La mamma continua a dire che lei, la bambina, deve ritornare e con gentilezza, chiedere il giochino al bambino. La bambina, rassegnata, ritorna a giocare con gli altri bambini. Io sono sorpresa di questa risposta e cerco, con tatto, di riprendere l’accaduto della bambina ma la madre cambia discorso.

Molte possono essere state le variabili che hanno fatto dare questo tipo di risposta alla madre; per esempio, ipotizziamo che la madre stesse educando a contenere le emozioni della figlia (in certi casi i bambini esprimono le proprie emozioni con risposte comportamentali eccessive); oppure, la madre non voleva fare polemiche e ha risposto così in quel contesto mentre in altre occasioni si sarebbe comportata in modo diverso. Potrebbe essere, invece, che questo fosse lo standard di risposte della madre. Faccio un piccolo volo pindarico.

Nell’articolo “Prendersi cura di sé” è stato spiegato una possibile causa del dare sempre spazio all’altro e, poi, se c’è tempo, pensare a se stessi; cioè, in certi contesti l’educazione e la cultura insegnano fin dall’infanzia che le necessità, i bisogni e le emozioni degli altri sono più importanti delle proprie necessità, bisogni ed emozioni che vengono svalutate e rese silenziose. Dopo alcuni tentativi di legittime resistenze andate a vuoto e, magari, punite, alla fine la persona impara a comportarsi nel modo richiesto non dando più importanza a sé. Meccanismi molto simili succedono nell’esempio descritto. Ipotizziamo che le risposte ai disagi della figlia siano, anche in altre occasioni, simili.

La madre insegna alla figlia a sottovalutare il proprio vissuto emotivo e lasciare posto alle buone maniere; potrebbe capitare, così, che la bambina generalizzi la risposta “buone maniere” a tutti i comportamenti di sopruso o dispetto, soffocando le naturali emozioni di rabbia, dolore, paura, ecc. Infine, è necessario fare un accenno ad un parte fondamentale della vita: la fiducia.

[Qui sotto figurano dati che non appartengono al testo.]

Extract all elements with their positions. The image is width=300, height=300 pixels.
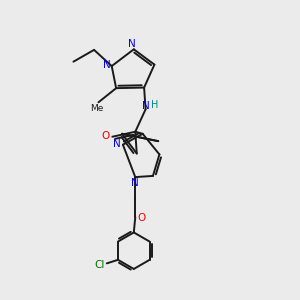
- Text: N: N: [112, 139, 120, 149]
- Text: N: N: [142, 101, 149, 111]
- Text: O: O: [102, 130, 110, 141]
- Text: N: N: [103, 60, 110, 70]
- Text: N: N: [131, 178, 139, 188]
- Text: Cl: Cl: [94, 260, 105, 270]
- Text: O: O: [138, 213, 146, 223]
- Text: N: N: [128, 39, 136, 49]
- Text: Me: Me: [90, 104, 104, 113]
- Text: H: H: [151, 100, 159, 110]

Sempre nell’esempio descritto, nella bambina può venire a mancare la fiducia non solo in sé e nelle sue capacità di giudizio e relazionali ma anche verso le persone di riferimento: la madre, qualora la sua reazione fosse sempre simile a quella descritta, non diventa una figura salvagente a cui la figlia si può aggrappare al bisogno perché non ascolta veramente le sue emozioni, non le accoglie e non le metabolizza.

Il ruolo, quindi, dell’educazione e della cultura diventa fondamentale nel riuscire ad imparare a riconoscersi e a riconoscere su di sé le conseguenze di maltrattamenti, di ingiustizie di ogni tipo che vanno dalla semplice presa in giro tra bambini fino ad arrivare al bullismo per poi giungere al mobbing nell’età adulta (solo per fare alcuni esempi).

Ma soprattutto nel trovare le adeguate figure di riferimento e di fiducia, nelle varie fasi della vita.